Раздался приглушенный телефонный звонок. Огден подошел к аппарату:
— Хелло!..
Некоторое время в трубке слышался чей-то голос. Майкл утвердительно кивал головой, потом тихо положил трубку.
— Ну, что? — спросил Алл.
— Приказал вылетать домой. На аэродроме нужно быть в девятнадцать тридцать. — Майкл взглянул на часы. — Что ж, еще есть время швырнуть в рот кусок мяса и выпить бутылку саке. Принимаю в компанию…
5
Май пришел на Сахалин с дождями и туманами. Здесь он был совсем не похож на тот чудесный весенний месяц, о котором поэты сложили столько стихов. Ни листочка на деревьях, ни цветка в поле, только торопливые светло-зеленые стрелки травы едва пробивались сквозь рыжий ковер прошлогодней осени. Низкие серые облака лениво кружились вокруг сопок. То и дело с неба сыпались заряды мокрого снега.
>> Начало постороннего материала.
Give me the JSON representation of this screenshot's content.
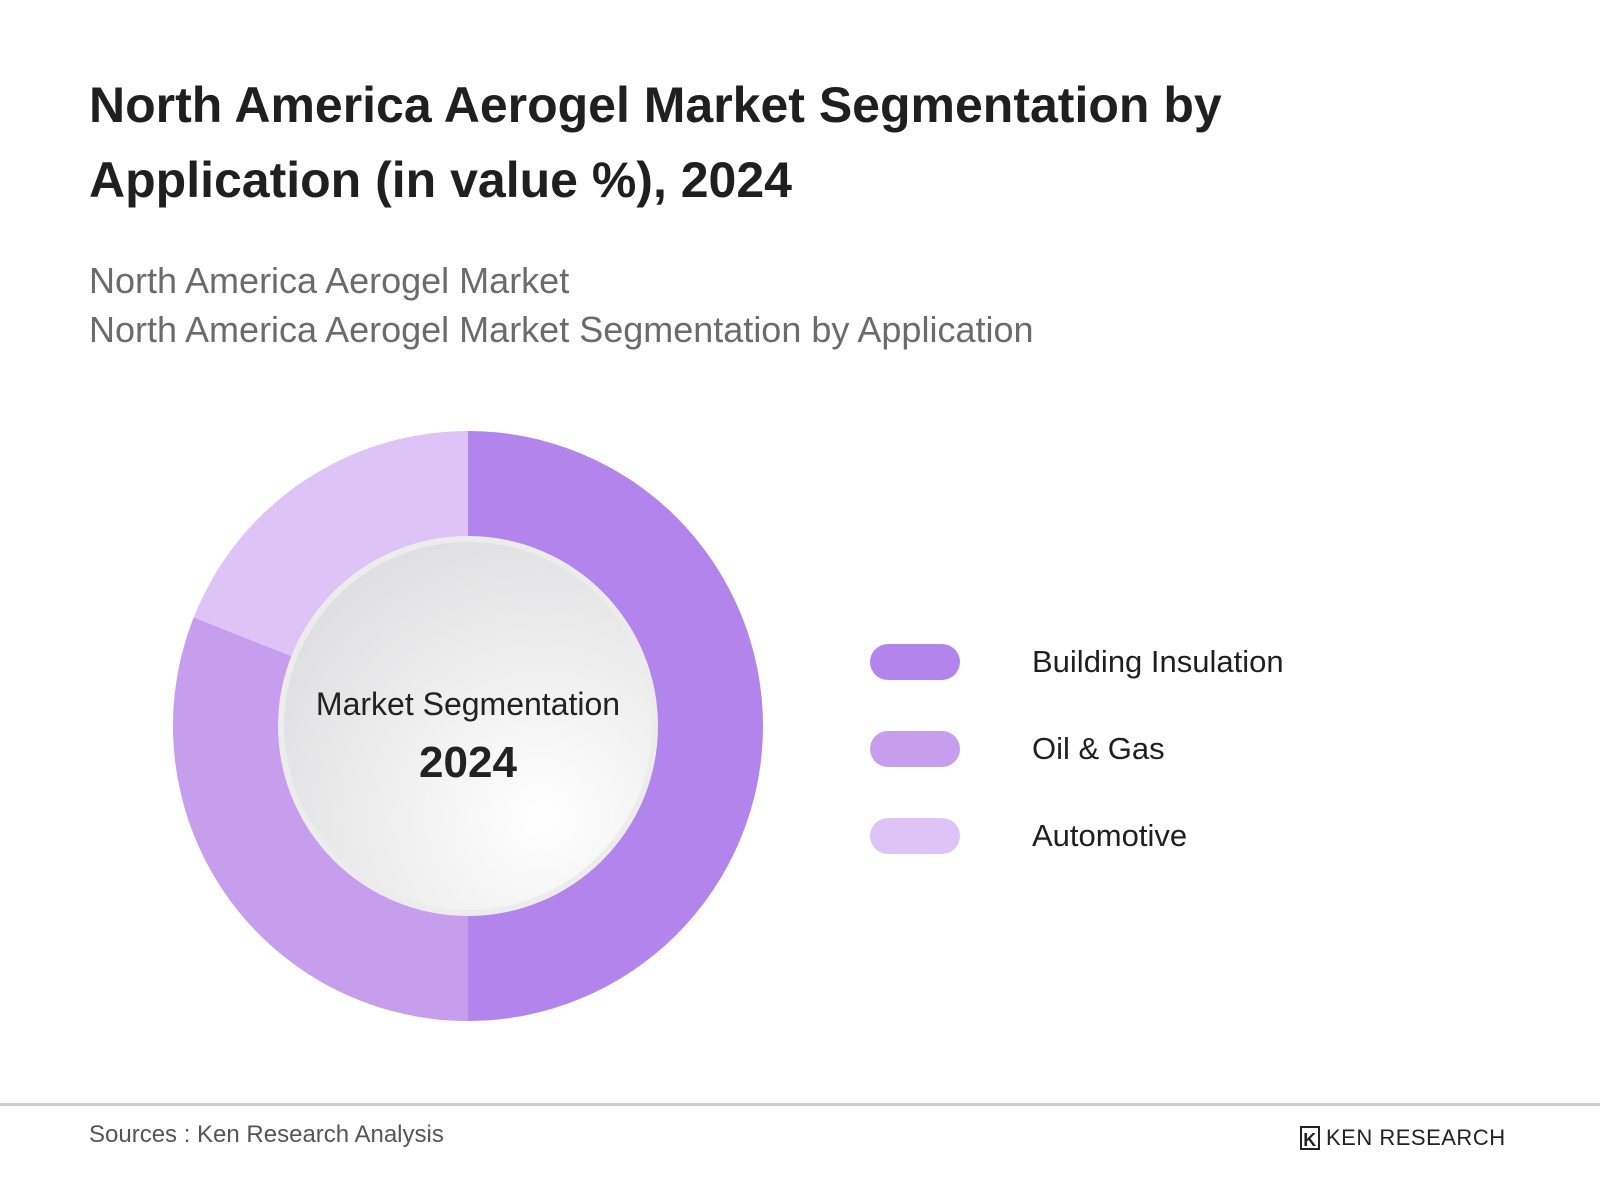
{
  "title": "North America Aerogel Market Segmentation by Application (in value %), 2024",
  "subtitle_lines": [
    "North America Aerogel Market",
    "North America Aerogel Market Segmentation by Application"
  ],
  "chart_data": {
    "type": "pie",
    "variant": "donut",
    "center_title": "Market Segmentation",
    "center_year": "2024",
    "categories": [
      "Building Insulation",
      "Oil & Gas",
      "Automotive"
    ],
    "values": [
      50,
      31,
      19
    ],
    "colors": [
      "#b384eb",
      "#c79ded",
      "#dec4f6"
    ],
    "legend_position": "right"
  },
  "footer": {
    "source": "Sources : Ken Research Analysis",
    "logo_text": "KEN RESEARCH",
    "logo_mark": "K"
  }
}
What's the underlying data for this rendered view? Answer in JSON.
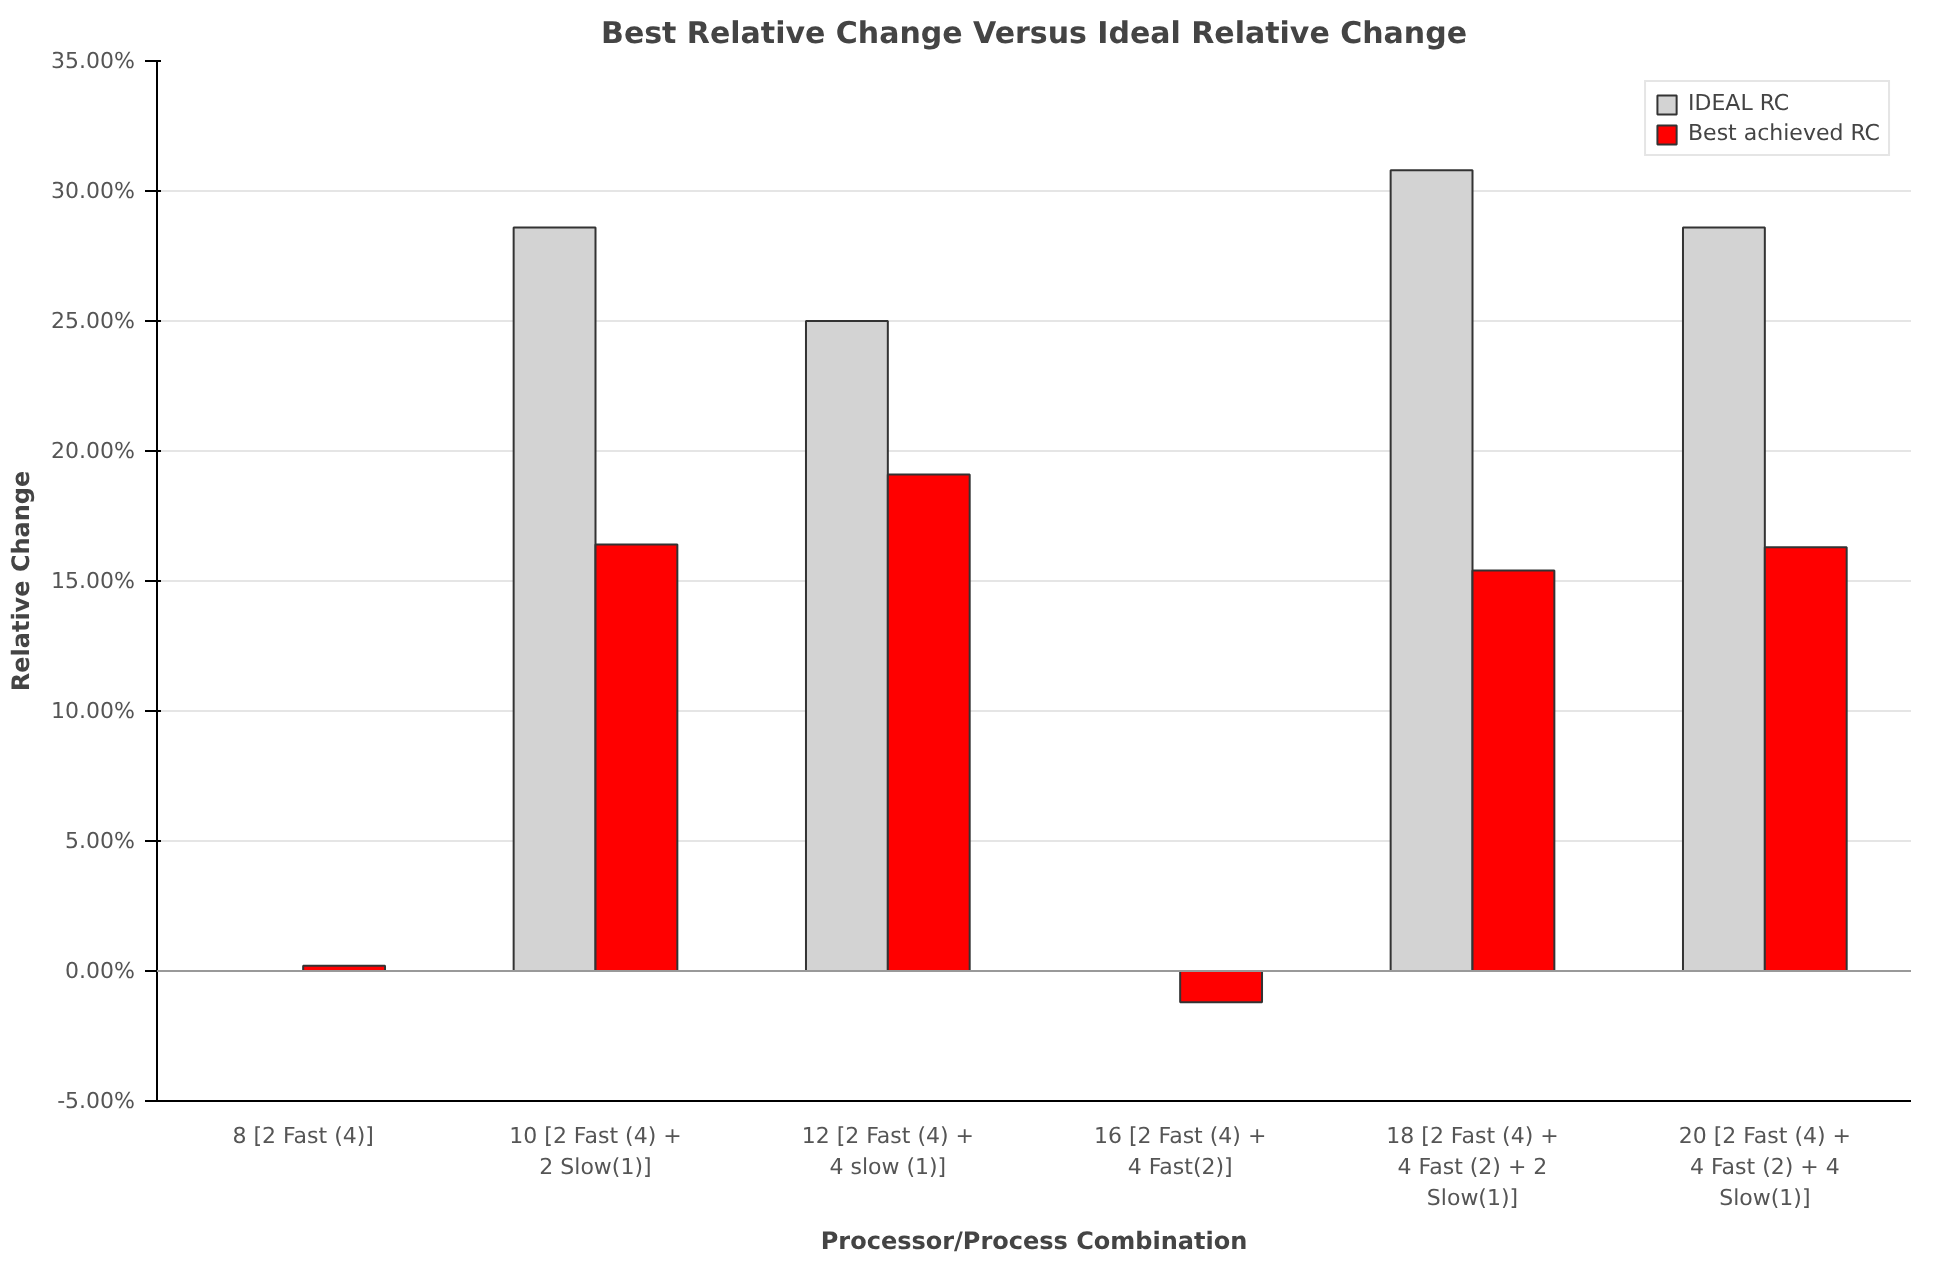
{
  "chart_data": {
    "type": "bar",
    "title": "Best Relative Change Versus Ideal Relative Change",
    "xlabel": "Processor/Process Combination",
    "ylabel": "Relative Change",
    "categories": [
      "8 [2 Fast (4)]",
      "10 [2 Fast (4) +\n2 Slow(1)]",
      "12 [2 Fast (4) +\n4 slow (1)]",
      "16 [2 Fast (4) +\n4 Fast(2)]",
      "18 [2 Fast (4) +\n4 Fast (2) + 2\nSlow(1)]",
      "20 [2 Fast (4) +\n4 Fast (2) + 4\nSlow(1)]"
    ],
    "series": [
      {
        "name": "IDEAL RC",
        "color": "#d3d3d3",
        "values": [
          null,
          28.6,
          25.0,
          null,
          30.8,
          28.6
        ]
      },
      {
        "name": "Best achieved RC",
        "color": "#ff0000",
        "values": [
          0.2,
          16.4,
          19.1,
          -1.2,
          15.4,
          16.3
        ]
      }
    ],
    "ylim": [
      -5,
      35
    ],
    "yticks": [
      {
        "value": -5,
        "label": "-5.00%"
      },
      {
        "value": 0,
        "label": "0.00%"
      },
      {
        "value": 5,
        "label": "5.00%"
      },
      {
        "value": 10,
        "label": "10.00%"
      },
      {
        "value": 15,
        "label": "15.00%"
      },
      {
        "value": 20,
        "label": "20.00%"
      },
      {
        "value": 25,
        "label": "25.00%"
      },
      {
        "value": 30,
        "label": "30.00%"
      },
      {
        "value": 35,
        "label": "35.00%"
      }
    ],
    "grid": "y",
    "legend": "top right"
  }
}
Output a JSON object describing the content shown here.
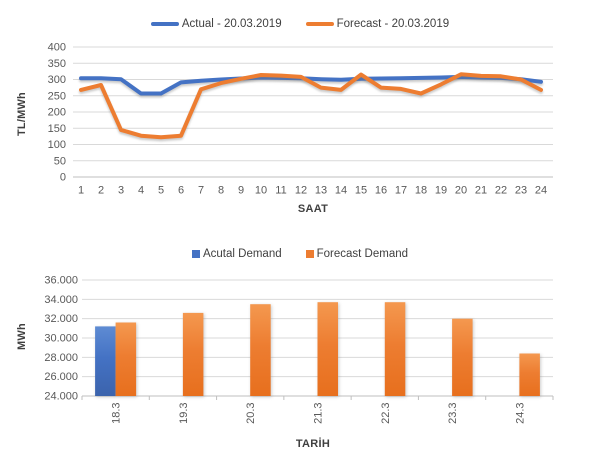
{
  "page": {
    "background": "#ffffff"
  },
  "colors": {
    "grid": "#D9D9D9",
    "axis": "#BFBFBF",
    "tick_text": "#595959",
    "axis_title_text": "#404040",
    "legend_text": "#3F3F3F"
  },
  "chart_data": [
    {
      "type": "line",
      "title": "",
      "legend_position": "top",
      "grid": true,
      "xlabel": "SAAT",
      "ylabel": "TL/MWh",
      "ylim": [
        0,
        400
      ],
      "ytick_step": 50,
      "x": [
        1,
        2,
        3,
        4,
        5,
        6,
        7,
        8,
        9,
        10,
        11,
        12,
        13,
        14,
        15,
        16,
        17,
        18,
        19,
        20,
        21,
        22,
        23,
        24
      ],
      "series": [
        {
          "name": "Actual - 20.03.2019",
          "color": "#4472C4",
          "values": [
            304,
            304,
            301,
            257,
            257,
            291,
            296,
            300,
            303,
            306,
            305,
            304,
            301,
            299,
            302,
            303,
            304,
            305,
            306,
            308,
            306,
            305,
            301,
            293
          ]
        },
        {
          "name": "Forecast - 20.03.2019",
          "color": "#ED7D31",
          "values": [
            268,
            283,
            145,
            127,
            122,
            127,
            270,
            289,
            302,
            314,
            312,
            308,
            275,
            268,
            315,
            275,
            271,
            257,
            285,
            316,
            311,
            310,
            300,
            268
          ]
        }
      ]
    },
    {
      "type": "bar",
      "title": "",
      "legend_position": "top",
      "grid": true,
      "xlabel": "TARİH",
      "ylabel": "MWh",
      "ylim": [
        24000,
        36000
      ],
      "ytick_step": 2000,
      "ytick_format": "thousands-dot",
      "categories": [
        "18.3",
        "19.3",
        "20.3",
        "21.3",
        "22.3",
        "23.3",
        "24.3"
      ],
      "series": [
        {
          "name": "Acutal Demand",
          "color": "#4472C4",
          "fill_top": "#5E8BD3",
          "fill_bottom": "#3B63AC",
          "values": [
            31200,
            null,
            null,
            null,
            null,
            null,
            null
          ]
        },
        {
          "name": "Forecast Demand",
          "color": "#ED7D31",
          "fill_top": "#F4984F",
          "fill_bottom": "#E76F1D",
          "values": [
            31600,
            32600,
            33500,
            33700,
            33700,
            32000,
            28400
          ]
        }
      ]
    }
  ]
}
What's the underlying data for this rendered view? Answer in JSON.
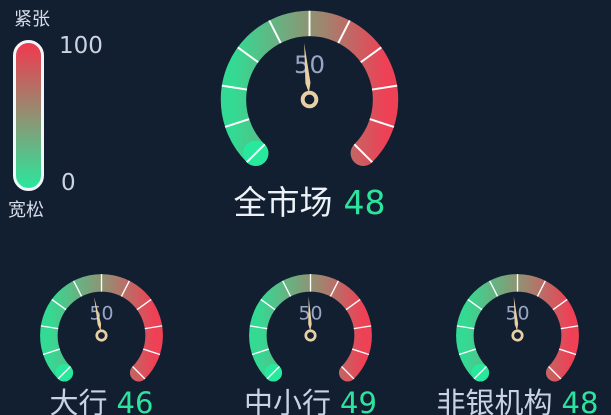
{
  "palette": {
    "background": "#121f31",
    "arc_green": "#33da93",
    "arc_mid_olive": "#8e9474",
    "arc_red": "#ee4156",
    "start_cap_green": "#27e89d",
    "needle_tan": "#e9cfa4",
    "tick_white": "#ffffff",
    "axis_label_gray": "#98a6c4",
    "title_light": "#eef2f8",
    "value_green": "#2be49d"
  },
  "legend": {
    "high_label": "紧张",
    "low_label": "宽松",
    "max": 100,
    "min": 0
  },
  "chart_data": {
    "type": "gauge",
    "min": 0,
    "max": 100,
    "start_angle": 225,
    "end_angle": -45,
    "split_number": 10,
    "visible_axis_label": "50",
    "color_stops": [
      {
        "pos": 0,
        "color": "#33da93"
      },
      {
        "pos": 0.5,
        "color": "#8e9474"
      },
      {
        "pos": 1,
        "color": "#ee4156"
      }
    ],
    "gauges": [
      {
        "title": "全市场",
        "value": 48
      },
      {
        "title": "大行",
        "value": 46
      },
      {
        "title": "中小行",
        "value": 49
      },
      {
        "title": "非银机构",
        "value": 48
      }
    ]
  }
}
Но весна пробуждалась в солдатских душах. Сильнее чувствовалась тоска по дому, чаще стали солдаты писать письма по заветным адресам, а иногда, собравшись группками, вели тихие разговоры о родных, о девушках. Служба службой, а весна весной…
Дружба комсомольцев заставы и рыболовецкой артели крепла. Совсем недавно молодежь организовала совместный вечер, посвященный бдительности. Председатель колхоза Иван Никитович Чепурной при встрече сказал начальнику заставы:
— Могу заверить, что теперь на вашем участке не одна застава, а две. Наши ребята и девушки ни одного незнакомого человека не пропустят.
— Ну, что ж, отлично! Если шпиона изловят, так вам вся слава, — отшутился капитан.
После обеда Ионенко вместе с заместителем по политической части Фрусловским отправился на границу. По распоряжению начальника отряда они должны были обойти весь свой участок и уточнить пункты, где необходимо усилить охрану.
Кстати, незадолго до этого Ионенко сделал для себя несколько весьма важных открытий. По общему мнению, наиболее сложным для охраны местом был скалистый мыс, далеко выступающий в море. Северная сторона его пологая и заканчивается небольшим песчаным пляжем. Очень удобно для высадки: вести круговое наблюдение мешают скалы. Однако залив южнее мыса оказался значительно опасней. Берега тут были покрыты густыми зарослями сахалинского бамбука и карликовой березки. Посреди залива метрах в пятистах от берега тянулась каменная гряда, выступающая над поверхностью воды на два-три метра — своеобразный естественный мол… За ней вполне могла бы укрыться легкая лодка. И еще. Однажды Ионенко пришел сюда вечером на моторной лодке. Наряд заметил ее только тогда, когда она вынырнула из-за скалы. Пограничники убеждали, что, несмотря на ветер, дувший в их сторону, звука мотора они не слышали.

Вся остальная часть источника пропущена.